MLlib*: Fast Training of GLMs using Spark MLlib

  • Zhipeng Zhang ,
  • Jiawei Jiang ,
  • ,
  • Ce Zhang ,
  • Lele Yu ,
  • Bin Cui

IEEE International Conference on Data Engineering (ICDE 2019) |

In Tencent Inc., more than 80% of the data are
extracted and transformed using Spark. However, the commonly
used machine learning systems are TensorFlow, XGBoost, and
Angel, whereas Spark MLlib, an official Spark package for
machine learning, is seldom used. One reason for this ignorance
is that it is generally believed that Spark is slow when it comes
to distributed machine learning. Users therefore have to undergo
the painful procedure of moving data in and out of Spark. The
question why Spark is slow, however, remains elusive.

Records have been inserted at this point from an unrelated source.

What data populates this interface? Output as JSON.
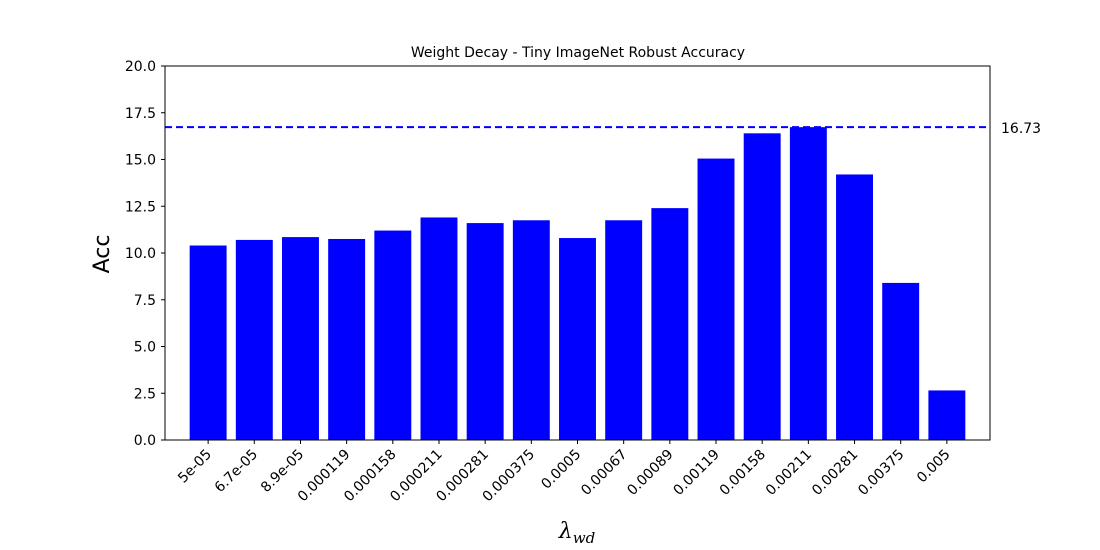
{
  "chart_data": {
    "type": "bar",
    "title": "Weight Decay - Tiny ImageNet Robust Accuracy",
    "xlabel": "λ",
    "xlabel_subscript": "wd",
    "ylabel": "Acc",
    "categories": [
      "5e-05",
      "6.7e-05",
      "8.9e-05",
      "0.000119",
      "0.000158",
      "0.000211",
      "0.000281",
      "0.000375",
      "0.0005",
      "0.00067",
      "0.00089",
      "0.00119",
      "0.00158",
      "0.00211",
      "0.00281",
      "0.00375",
      "0.005"
    ],
    "values": [
      10.4,
      10.7,
      10.85,
      10.75,
      11.2,
      11.9,
      11.6,
      11.75,
      10.8,
      11.75,
      12.4,
      15.05,
      16.4,
      16.73,
      14.2,
      8.4,
      2.65
    ],
    "ylim": [
      0,
      20
    ],
    "yticks": [
      "0.0",
      "2.5",
      "5.0",
      "7.5",
      "10.0",
      "12.5",
      "15.0",
      "17.5",
      "20.0"
    ],
    "bar_color": "#0000ff",
    "reference_line": {
      "value": 16.73,
      "label": "16.73",
      "color": "#0000ff",
      "style": "dashed"
    },
    "grid": false,
    "legend": "none"
  }
}
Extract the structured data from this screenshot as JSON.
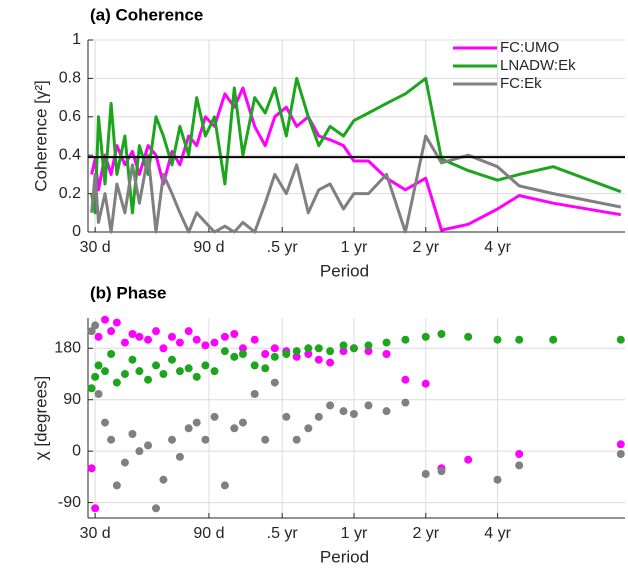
{
  "chart_data": [
    {
      "type": "line",
      "title": "(a) Coherence",
      "x_label": "Period",
      "y_label": "Coherence [γ²]",
      "xscale": "log",
      "xlim": [
        28,
        5000
      ],
      "xticks": [
        {
          "value": 30,
          "label": "30 d"
        },
        {
          "value": 90,
          "label": "90 d"
        },
        {
          "value": 182.6,
          "label": ".5 yr"
        },
        {
          "value": 365.25,
          "label": "1 yr"
        },
        {
          "value": 730.5,
          "label": "2 yr"
        },
        {
          "value": 1461,
          "label": "4 yr"
        }
      ],
      "ylim": [
        0,
        1
      ],
      "yticks": [
        0,
        0.2,
        0.4,
        0.6,
        0.8,
        1
      ],
      "grid": true,
      "legend": "upper right",
      "hline": 0.39,
      "hline_color": "#000000",
      "x": [
        29,
        30,
        31,
        33,
        35,
        37,
        40,
        43,
        46,
        50,
        54,
        58,
        63,
        68,
        74,
        80,
        87,
        95,
        105,
        115,
        125,
        140,
        155,
        170,
        190,
        210,
        235,
        260,
        290,
        330,
        365,
        420,
        500,
        600,
        730,
        850,
        1100,
        1460,
        1800,
        2500,
        4800
      ],
      "series": [
        {
          "name": "FC:UMO",
          "color": "#ff00ff",
          "values": [
            0.3,
            0.38,
            0.22,
            0.4,
            0.3,
            0.45,
            0.35,
            0.42,
            0.3,
            0.45,
            0.4,
            0.25,
            0.42,
            0.35,
            0.5,
            0.45,
            0.6,
            0.55,
            0.72,
            0.65,
            0.75,
            0.55,
            0.45,
            0.6,
            0.65,
            0.55,
            0.6,
            0.5,
            0.48,
            0.45,
            0.37,
            0.37,
            0.28,
            0.22,
            0.28,
            0.01,
            0.04,
            0.12,
            0.19,
            0.15,
            0.09
          ]
        },
        {
          "name": "LNADW:Ek",
          "color": "#1ea51e",
          "values": [
            0.2,
            0.1,
            0.6,
            0.25,
            0.67,
            0.3,
            0.5,
            0.1,
            0.45,
            0.3,
            0.6,
            0.5,
            0.35,
            0.55,
            0.4,
            0.7,
            0.5,
            0.6,
            0.25,
            0.75,
            0.4,
            0.7,
            0.62,
            0.75,
            0.5,
            0.8,
            0.6,
            0.45,
            0.55,
            0.5,
            0.58,
            0.62,
            0.67,
            0.72,
            0.8,
            0.38,
            0.32,
            0.27,
            0.3,
            0.34,
            0.21
          ]
        },
        {
          "name": "FC:Ek",
          "color": "#808080",
          "values": [
            0.1,
            0.3,
            0.05,
            0.2,
            0.0,
            0.25,
            0.1,
            0.35,
            0.15,
            0.4,
            0.0,
            0.3,
            0.2,
            0.1,
            0.0,
            0.1,
            0.05,
            0.0,
            0.03,
            0.0,
            0.05,
            0.0,
            0.15,
            0.3,
            0.2,
            0.35,
            0.1,
            0.22,
            0.25,
            0.12,
            0.2,
            0.2,
            0.3,
            0.0,
            0.5,
            0.36,
            0.4,
            0.34,
            0.24,
            0.2,
            0.13
          ]
        }
      ]
    },
    {
      "type": "scatter",
      "title": "(b) Phase",
      "x_label": "Period",
      "y_label": "χ [degrees]",
      "xscale": "log",
      "xlim": [
        28,
        5000
      ],
      "xticks": [
        {
          "value": 30,
          "label": "30 d"
        },
        {
          "value": 90,
          "label": "90 d"
        },
        {
          "value": 182.6,
          "label": ".5 yr"
        },
        {
          "value": 365.25,
          "label": "1 yr"
        },
        {
          "value": 730.5,
          "label": "2 yr"
        },
        {
          "value": 1461,
          "label": "4 yr"
        }
      ],
      "ylim": [
        -117,
        233
      ],
      "yticks": [
        -90,
        0,
        90,
        180
      ],
      "grid": true,
      "x": [
        29,
        30,
        31,
        33,
        35,
        37,
        40,
        43,
        46,
        50,
        54,
        58,
        63,
        68,
        74,
        80,
        87,
        95,
        105,
        115,
        125,
        140,
        155,
        170,
        190,
        210,
        235,
        260,
        290,
        330,
        365,
        420,
        500,
        600,
        730,
        850,
        1100,
        1460,
        1800,
        2500,
        4800
      ],
      "series": [
        {
          "name": "FC:UMO",
          "color": "#ff00ff",
          "values": [
            -30,
            -100,
            200,
            230,
            210,
            225,
            190,
            205,
            200,
            195,
            210,
            180,
            200,
            190,
            210,
            195,
            185,
            190,
            200,
            205,
            180,
            195,
            170,
            180,
            175,
            165,
            170,
            160,
            155,
            175,
            180,
            175,
            170,
            125,
            118,
            -30,
            -15,
            null,
            -5,
            null,
            12
          ]
        },
        {
          "name": "LNADW:Ek",
          "color": "#1ea51e",
          "values": [
            110,
            130,
            150,
            140,
            170,
            120,
            135,
            160,
            140,
            125,
            150,
            135,
            160,
            140,
            145,
            130,
            150,
            140,
            175,
            165,
            170,
            150,
            145,
            165,
            170,
            175,
            180,
            180,
            175,
            185,
            180,
            185,
            190,
            195,
            200,
            205,
            200,
            195,
            195,
            195,
            195
          ]
        },
        {
          "name": "FC:Ek",
          "color": "#808080",
          "values": [
            210,
            220,
            100,
            50,
            20,
            -60,
            -20,
            30,
            0,
            10,
            -100,
            -50,
            20,
            -10,
            40,
            50,
            20,
            60,
            -60,
            40,
            50,
            100,
            20,
            120,
            60,
            20,
            40,
            60,
            80,
            70,
            65,
            80,
            70,
            85,
            -40,
            -35,
            null,
            -50,
            -25,
            null,
            -5
          ]
        }
      ]
    }
  ]
}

In this paper, we study the performance of MLlib with a focus
on training generalized linear models using gradient descent.

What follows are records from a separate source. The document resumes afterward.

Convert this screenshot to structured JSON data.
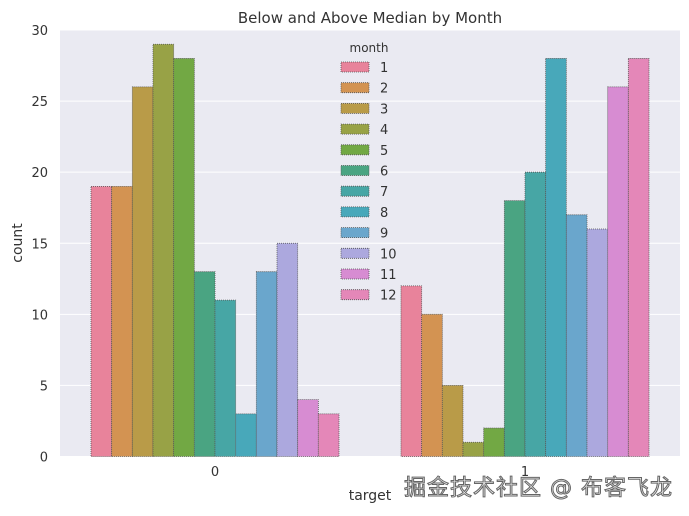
{
  "chart_data": {
    "type": "bar",
    "title": "Below and Above Median by Month",
    "xlabel": "target",
    "ylabel": "count",
    "categories": [
      "0",
      "1"
    ],
    "ylim": [
      0,
      30
    ],
    "yticks": [
      0,
      5,
      10,
      15,
      20,
      25,
      30
    ],
    "grid": true,
    "legend": {
      "title": "month",
      "placement": "top-center"
    },
    "series": [
      {
        "name": "1",
        "values": [
          19,
          12
        ],
        "color": "#e8839b"
      },
      {
        "name": "2",
        "values": [
          19,
          10
        ],
        "color": "#d39352"
      },
      {
        "name": "3",
        "values": [
          26,
          5
        ],
        "color": "#b99b48"
      },
      {
        "name": "4",
        "values": [
          29,
          1
        ],
        "color": "#98a246"
      },
      {
        "name": "5",
        "values": [
          28,
          2
        ],
        "color": "#72a844"
      },
      {
        "name": "6",
        "values": [
          13,
          18
        ],
        "color": "#4aa482"
      },
      {
        "name": "7",
        "values": [
          11,
          20
        ],
        "color": "#47a6a5"
      },
      {
        "name": "8",
        "values": [
          3,
          28
        ],
        "color": "#48a8ba"
      },
      {
        "name": "9",
        "values": [
          13,
          17
        ],
        "color": "#6aa6cc"
      },
      {
        "name": "10",
        "values": [
          15,
          16
        ],
        "color": "#aca8de"
      },
      {
        "name": "11",
        "values": [
          4,
          26
        ],
        "color": "#d78cd2"
      },
      {
        "name": "12",
        "values": [
          3,
          28
        ],
        "color": "#e487b8"
      }
    ]
  },
  "watermark": "掘金技术社区 @ 布客飞龙"
}
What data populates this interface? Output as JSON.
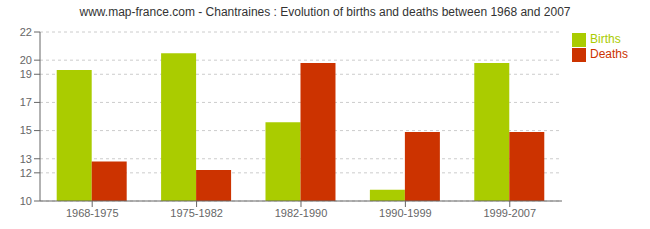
{
  "chart_data": {
    "type": "bar",
    "title": "www.map-france.com - Chantraines : Evolution of births and deaths between 1968 and 2007",
    "categories": [
      "1968-1975",
      "1975-1982",
      "1982-1990",
      "1990-1999",
      "1999-2007"
    ],
    "series": [
      {
        "name": "Births",
        "color": "#aacc00",
        "values": [
          19.3,
          20.5,
          15.6,
          10.8,
          19.8
        ]
      },
      {
        "name": "Deaths",
        "color": "#cc3300",
        "values": [
          12.8,
          12.2,
          19.8,
          14.9,
          14.9
        ]
      }
    ],
    "ylim": [
      10,
      22
    ],
    "yticks": [
      10,
      12,
      13,
      15,
      17,
      19,
      20,
      22
    ],
    "grid": true,
    "legend": "upper right"
  }
}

Based on a detailed examination, we identify two bottlenecks in
MLlib, i.e., pattern of model update and pattern of communication.

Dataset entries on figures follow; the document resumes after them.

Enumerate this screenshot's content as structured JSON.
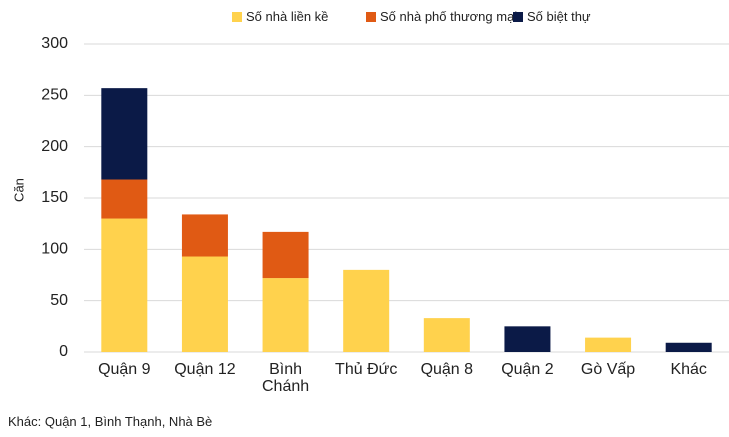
{
  "chart_data": {
    "type": "stacked_bar",
    "y_label": "Căn",
    "categories": [
      "Quận 9",
      "Quận 12",
      "Bình Chánh",
      "Thủ Đức",
      "Quận 8",
      "Quận 2",
      "Gò Vấp",
      "Khác"
    ],
    "series": [
      {
        "name": "Số nhà liền kề",
        "color": "#FFD24D",
        "values": [
          130,
          93,
          72,
          80,
          33,
          0,
          14,
          0
        ]
      },
      {
        "name": "Số nhà phố thương mại",
        "color": "#E05A14",
        "values": [
          38,
          41,
          45,
          0,
          0,
          0,
          0,
          0
        ]
      },
      {
        "name": "Số biệt thự",
        "color": "#0B1A47",
        "values": [
          89,
          0,
          0,
          0,
          0,
          25,
          0,
          9
        ]
      }
    ],
    "ylim": [
      0,
      300
    ],
    "yticks": [
      0,
      50,
      100,
      150,
      200,
      250,
      300
    ],
    "grid": true,
    "legend": "top",
    "footnote": "Khác: Quận 1, Bình Thạnh, Nhà Bè"
  }
}
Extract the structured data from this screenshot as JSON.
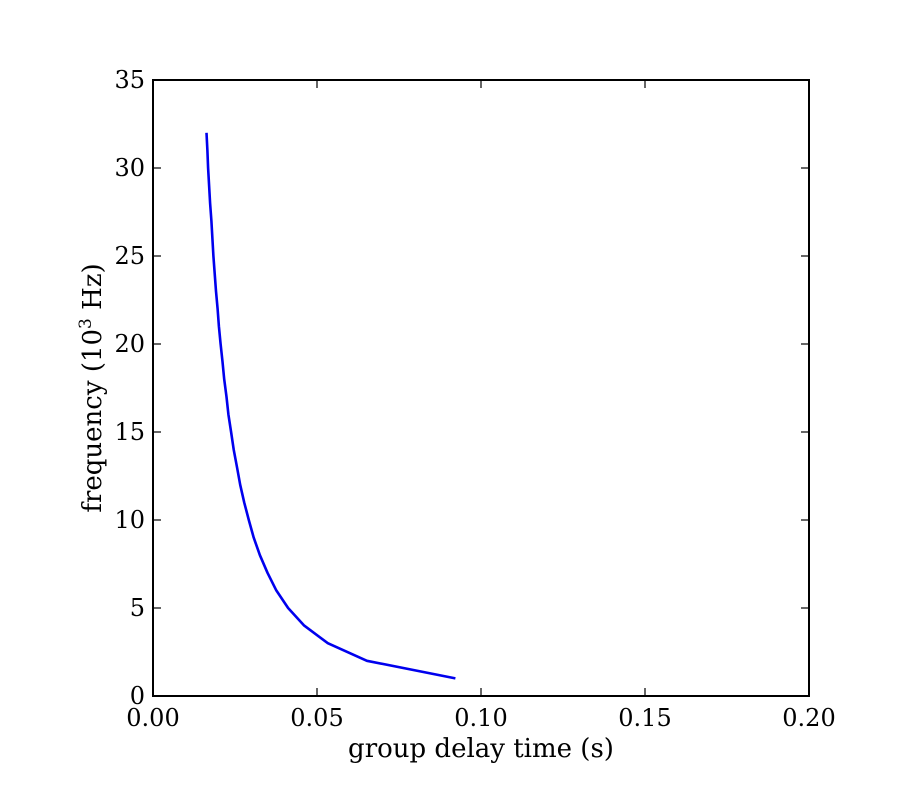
{
  "chart_data": {
    "type": "line",
    "xlabel": "group delay time (s)",
    "ylabel": {
      "prefix": "frequency (10",
      "superscript": "3",
      "suffix": " Hz)"
    },
    "xlim": [
      0.0,
      0.2
    ],
    "ylim": [
      0,
      35
    ],
    "x_ticks": [
      0.0,
      0.05,
      0.1,
      0.15,
      0.2
    ],
    "x_tick_labels": [
      "0.00",
      "0.05",
      "0.10",
      "0.15",
      "0.20"
    ],
    "y_ticks": [
      0,
      5,
      10,
      15,
      20,
      25,
      30,
      35
    ],
    "y_tick_labels": [
      "0",
      "5",
      "10",
      "15",
      "20",
      "25",
      "30",
      "35"
    ],
    "grid": false,
    "line_color": "#0000ee",
    "series": [
      {
        "x": [
          0.0922,
          0.0652,
          0.0533,
          0.0461,
          0.0412,
          0.0376,
          0.0349,
          0.0326,
          0.0307,
          0.0292,
          0.0278,
          0.0266,
          0.0256,
          0.0246,
          0.0238,
          0.023,
          0.0224,
          0.0217,
          0.0212,
          0.0206,
          0.0201,
          0.0197,
          0.0192,
          0.0188,
          0.0184,
          0.0181,
          0.0178,
          0.0174,
          0.0171,
          0.0168,
          0.0166,
          0.0163
        ],
        "y": [
          1,
          2,
          3,
          4,
          5,
          6,
          7,
          8,
          9,
          10,
          11,
          12,
          13,
          14,
          15,
          16,
          17,
          18,
          19,
          20,
          21,
          22,
          23,
          24,
          25,
          26,
          27,
          28,
          29,
          30,
          31,
          32
        ]
      }
    ]
  }
}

To address these two bottlenecks, we tweak the implementation
of MLlib with two state-of-the-art and well-known techniques,
model averaging and AllReduce. We show that, the new system
that we call MLlib*, can significantly improve over MLlib and
achieve similar or even better performance than other specialized
distributed machine learning systems (such as Petuum and
Angel), on both public and Tencent’s workloads.